- Original language: English
- Written by: Jez Butterworth
- Genre: Black comedy

Premiere
- Date: 14 July 1995
- Place: Jerwood Theatre Downstairs, Royal Court Theatre London

= Mojo (play) =

1995 play by Jez Butterworth

Mojo is a 1995 play, then a 1997 feature film, written by English playwright Jez Butterworth, that premiered at the Royal Court Theatre in London, directed by Ian Rickson.

It is a black comedy set in Soho, a fast-paced gangster plot that tells the story of a particular nightclub's culture. Would-be rock 'n' roll star 'Silver Johnny' is on the road to fame and fortune during the summer of 1958 but encounters problems with his jealous manager Ezra, The owner of the Atlantic Club who is hell-bent on protecting him from the amorous advances of creepy local gangster/entrepreneur Sam Ross. Skinny, a member of Johnny's group and one of the club's pill-popping employees discovers Ezra sawn in half in separate dustbins and Ezra's ambitious associate Mickey announces that Ross intends to take over the Atlantic Club.

The original cast was Hans Matheson (Silver Johnny), Tom Hollander (Baby), Aidan Gillen (Skinny), Matt Bardock (Sweets), David Westhead (Mickey) and Andy Serkis (Potts).
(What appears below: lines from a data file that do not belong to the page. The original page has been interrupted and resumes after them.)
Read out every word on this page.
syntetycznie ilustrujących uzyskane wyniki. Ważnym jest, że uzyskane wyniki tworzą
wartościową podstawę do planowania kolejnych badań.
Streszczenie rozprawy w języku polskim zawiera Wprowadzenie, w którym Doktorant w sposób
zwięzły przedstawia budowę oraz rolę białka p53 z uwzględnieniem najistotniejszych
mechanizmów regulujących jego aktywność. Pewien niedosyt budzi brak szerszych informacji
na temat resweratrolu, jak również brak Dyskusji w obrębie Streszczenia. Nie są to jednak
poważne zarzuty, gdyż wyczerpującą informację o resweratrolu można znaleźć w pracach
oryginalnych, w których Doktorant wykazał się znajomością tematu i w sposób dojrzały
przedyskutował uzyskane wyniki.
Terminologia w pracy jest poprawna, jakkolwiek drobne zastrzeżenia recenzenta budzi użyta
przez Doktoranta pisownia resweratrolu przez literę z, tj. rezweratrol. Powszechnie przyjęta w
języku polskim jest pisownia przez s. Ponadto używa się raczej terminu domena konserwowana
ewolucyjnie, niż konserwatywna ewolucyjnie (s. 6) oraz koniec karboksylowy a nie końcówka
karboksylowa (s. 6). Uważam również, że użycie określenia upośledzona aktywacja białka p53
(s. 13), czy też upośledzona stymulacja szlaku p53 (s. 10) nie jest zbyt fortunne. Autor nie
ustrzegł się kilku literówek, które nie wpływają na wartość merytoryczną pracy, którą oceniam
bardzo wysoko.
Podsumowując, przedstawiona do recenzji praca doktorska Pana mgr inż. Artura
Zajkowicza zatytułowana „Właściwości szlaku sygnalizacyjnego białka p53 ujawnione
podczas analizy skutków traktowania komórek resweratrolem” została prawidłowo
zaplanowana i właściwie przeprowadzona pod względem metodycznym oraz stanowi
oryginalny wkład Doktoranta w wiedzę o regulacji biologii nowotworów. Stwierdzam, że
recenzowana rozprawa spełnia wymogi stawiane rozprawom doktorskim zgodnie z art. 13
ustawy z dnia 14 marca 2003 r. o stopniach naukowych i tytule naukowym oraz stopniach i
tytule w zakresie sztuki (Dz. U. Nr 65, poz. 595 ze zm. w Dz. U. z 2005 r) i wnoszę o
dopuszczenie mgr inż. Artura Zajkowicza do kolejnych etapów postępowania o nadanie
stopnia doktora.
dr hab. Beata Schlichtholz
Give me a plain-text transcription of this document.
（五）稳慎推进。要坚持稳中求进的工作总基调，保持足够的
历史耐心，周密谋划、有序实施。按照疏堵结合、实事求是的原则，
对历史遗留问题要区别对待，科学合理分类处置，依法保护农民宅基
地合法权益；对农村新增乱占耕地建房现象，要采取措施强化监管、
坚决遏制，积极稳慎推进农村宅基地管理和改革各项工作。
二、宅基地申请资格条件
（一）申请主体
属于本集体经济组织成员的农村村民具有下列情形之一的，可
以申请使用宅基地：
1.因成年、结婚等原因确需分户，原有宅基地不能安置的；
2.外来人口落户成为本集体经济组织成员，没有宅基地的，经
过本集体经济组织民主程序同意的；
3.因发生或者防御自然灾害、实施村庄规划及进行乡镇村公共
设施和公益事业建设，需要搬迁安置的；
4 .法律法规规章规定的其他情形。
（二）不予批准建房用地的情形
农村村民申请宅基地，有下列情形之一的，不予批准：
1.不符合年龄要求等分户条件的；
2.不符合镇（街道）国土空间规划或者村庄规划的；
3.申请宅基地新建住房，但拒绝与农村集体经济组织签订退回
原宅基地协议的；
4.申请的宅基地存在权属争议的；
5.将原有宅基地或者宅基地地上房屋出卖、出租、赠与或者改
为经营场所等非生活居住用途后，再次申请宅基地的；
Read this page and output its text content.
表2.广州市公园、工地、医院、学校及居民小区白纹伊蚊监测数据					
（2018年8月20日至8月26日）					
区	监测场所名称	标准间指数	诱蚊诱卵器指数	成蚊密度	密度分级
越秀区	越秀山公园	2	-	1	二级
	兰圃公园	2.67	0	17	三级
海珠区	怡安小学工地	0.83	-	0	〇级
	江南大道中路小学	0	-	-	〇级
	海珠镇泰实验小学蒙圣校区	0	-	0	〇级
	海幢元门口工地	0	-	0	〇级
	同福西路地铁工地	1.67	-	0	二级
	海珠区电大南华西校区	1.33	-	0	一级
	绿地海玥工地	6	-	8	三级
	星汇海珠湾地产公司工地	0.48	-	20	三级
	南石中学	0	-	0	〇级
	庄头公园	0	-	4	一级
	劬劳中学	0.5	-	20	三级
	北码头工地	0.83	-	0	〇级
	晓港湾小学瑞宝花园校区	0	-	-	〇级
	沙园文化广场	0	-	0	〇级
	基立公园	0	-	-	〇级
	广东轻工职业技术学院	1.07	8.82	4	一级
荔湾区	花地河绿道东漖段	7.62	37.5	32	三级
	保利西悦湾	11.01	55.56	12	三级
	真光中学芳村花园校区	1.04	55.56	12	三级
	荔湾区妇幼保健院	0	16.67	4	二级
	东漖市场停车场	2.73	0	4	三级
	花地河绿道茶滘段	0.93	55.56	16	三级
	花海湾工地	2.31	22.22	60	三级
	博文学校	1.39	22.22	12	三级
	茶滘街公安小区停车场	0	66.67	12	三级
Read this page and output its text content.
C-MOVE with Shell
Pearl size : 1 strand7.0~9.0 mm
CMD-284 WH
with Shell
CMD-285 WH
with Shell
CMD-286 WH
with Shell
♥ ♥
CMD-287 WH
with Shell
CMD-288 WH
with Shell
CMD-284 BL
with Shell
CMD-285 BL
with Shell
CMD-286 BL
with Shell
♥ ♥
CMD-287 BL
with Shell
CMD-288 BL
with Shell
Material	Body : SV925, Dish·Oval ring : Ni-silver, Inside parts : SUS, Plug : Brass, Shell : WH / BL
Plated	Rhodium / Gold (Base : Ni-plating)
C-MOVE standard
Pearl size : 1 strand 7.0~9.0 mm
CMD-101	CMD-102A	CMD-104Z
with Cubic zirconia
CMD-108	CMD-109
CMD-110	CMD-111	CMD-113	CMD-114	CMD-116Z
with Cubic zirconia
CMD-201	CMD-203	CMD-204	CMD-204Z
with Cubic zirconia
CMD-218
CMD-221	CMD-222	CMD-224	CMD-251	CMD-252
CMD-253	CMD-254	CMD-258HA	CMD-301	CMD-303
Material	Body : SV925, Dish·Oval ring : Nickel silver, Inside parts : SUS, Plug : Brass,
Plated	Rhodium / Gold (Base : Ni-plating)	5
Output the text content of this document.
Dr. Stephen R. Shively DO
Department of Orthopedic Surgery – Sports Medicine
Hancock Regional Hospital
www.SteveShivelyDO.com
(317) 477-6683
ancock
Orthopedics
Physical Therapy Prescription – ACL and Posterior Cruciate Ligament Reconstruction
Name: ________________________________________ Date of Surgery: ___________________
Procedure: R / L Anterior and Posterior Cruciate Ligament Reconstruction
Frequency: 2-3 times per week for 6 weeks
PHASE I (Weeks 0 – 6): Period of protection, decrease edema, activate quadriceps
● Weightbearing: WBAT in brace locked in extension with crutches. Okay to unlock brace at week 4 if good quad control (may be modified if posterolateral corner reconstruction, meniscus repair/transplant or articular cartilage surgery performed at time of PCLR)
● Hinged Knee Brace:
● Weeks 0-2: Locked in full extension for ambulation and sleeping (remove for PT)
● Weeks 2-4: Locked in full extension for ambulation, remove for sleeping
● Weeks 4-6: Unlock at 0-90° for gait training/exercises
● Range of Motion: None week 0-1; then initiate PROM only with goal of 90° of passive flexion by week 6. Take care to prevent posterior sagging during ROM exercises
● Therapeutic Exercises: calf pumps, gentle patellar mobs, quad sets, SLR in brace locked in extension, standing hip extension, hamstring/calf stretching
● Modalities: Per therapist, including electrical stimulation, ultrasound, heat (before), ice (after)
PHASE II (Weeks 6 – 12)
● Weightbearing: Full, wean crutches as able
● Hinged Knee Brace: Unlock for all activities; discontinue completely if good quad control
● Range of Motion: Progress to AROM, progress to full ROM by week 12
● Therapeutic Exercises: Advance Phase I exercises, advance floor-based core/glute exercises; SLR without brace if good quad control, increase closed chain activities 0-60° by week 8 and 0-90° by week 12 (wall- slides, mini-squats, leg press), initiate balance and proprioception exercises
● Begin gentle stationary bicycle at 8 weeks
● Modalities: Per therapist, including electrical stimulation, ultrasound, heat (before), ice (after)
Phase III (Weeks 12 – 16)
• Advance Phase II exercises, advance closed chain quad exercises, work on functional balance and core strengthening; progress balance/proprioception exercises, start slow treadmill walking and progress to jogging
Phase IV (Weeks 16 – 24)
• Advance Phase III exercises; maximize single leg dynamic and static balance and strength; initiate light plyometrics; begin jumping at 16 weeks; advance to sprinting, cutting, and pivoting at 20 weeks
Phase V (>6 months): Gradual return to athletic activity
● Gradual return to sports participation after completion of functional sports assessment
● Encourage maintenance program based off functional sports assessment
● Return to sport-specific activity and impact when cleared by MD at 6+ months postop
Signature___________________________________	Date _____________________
In 2013, the play was revived at the Harold Pinter Theatre in London's West End, again directed by Ian Rickson. The cast included Colin Morgan as Skinny, Rupert Grint, making his stage debut as Sweets, Ben Whishaw as Baby, Daniel Mays as Potts, Brendan Coyle as Mickey and Tom Rhys Harries as Silver Johnny.

==Plot==
Set entirely within the seedy Atlantic club, Silver Johnny - a young and talented performer on the road to fame and fortune - is held back by his jealous and protective manager Ezra, owner of the nightclub and father to a psychotic unloved son, Baby. As Silver Johnny progresses up the ladder to stardom, local gangster/entrepreneur Sam Ross begins to take an interest, and the only way to remove his opposition (Ezra) appears to be sawing him in half, kidnapping Silver Johnny and leaving the club's fate in a state of limbo.

Ezra is discovered the next morning by his second-in-command, the highly ambitious Mickey, who announces that Ross intends to take over the Atlantic Club setting the stage for a major power struggle; "He's been fucking cut in half. He's in two bins."

Terrified by the potential threat of extermination by Ross and his gang, associates of the now deceased Ezra, (Potts, Sweets, Skinny and Baby) begin to lose their nerve and try to convince themselves that it's Mickey's idea of a joke; "It's Mickey's joke, it's Mickey's morning joke!" When this turns out to be false, the Atlantic Club gang prepare for what could be their final night. With just an ancient cutlass and an old Derringer as defence, the group starts to argue amongst themselves and even considers joining Ross or simply leaving.

As the day wears on, people begin to gather outside the club waiting for the doors to open, oblivious to the situation. Sweating it out inside, the small group of four have to break the tragic news of Ezra's grisly death to Baby who takes the news in a dreamlike, distant manner. Uneasy about Baby's mental stability, the Atlantic gang begins to become restless - especially about their catering. Arguments break out over frivolous matters (Skinny's Uncle Tommy), and the group finally settles to consider just what its rivals are doing at that very moment.

In the climax to the fast-paced story, Sweets checks downstairs to see if the coast is clear for the gang to have a little space, rather than being cooped up in a single room and finds Silver Johnny hanging from the ceiling. In sheer panic, Sweets calls for help and is joined by the others. Baby reveals that by saving Silver Johnny he killed Mr Ross and discovered that Mickey had betrayed them all for a share in the business. Skinny arrives and insults Baby, who responds by shooting him in the head with the Derringer. Mickey, Potts and Sweets attempt to cover the wound and to calm Skinny down while Baby wanders around aimlessly. Silver Johnny is lowered to the floor and Skinny dies. Unable to save Skinny's life, Mickey's authority and status break down and he kneels beside his friend's body.

==Film version==
In 1997, a film adaptation of the stage play was released. It was also written and directed by Butterworth, and starred Ian Hart as Mickey, Ewen Bremner as Skinny, Aidan Gillen as Baby, Harold Pinter as Sam Ross, among others.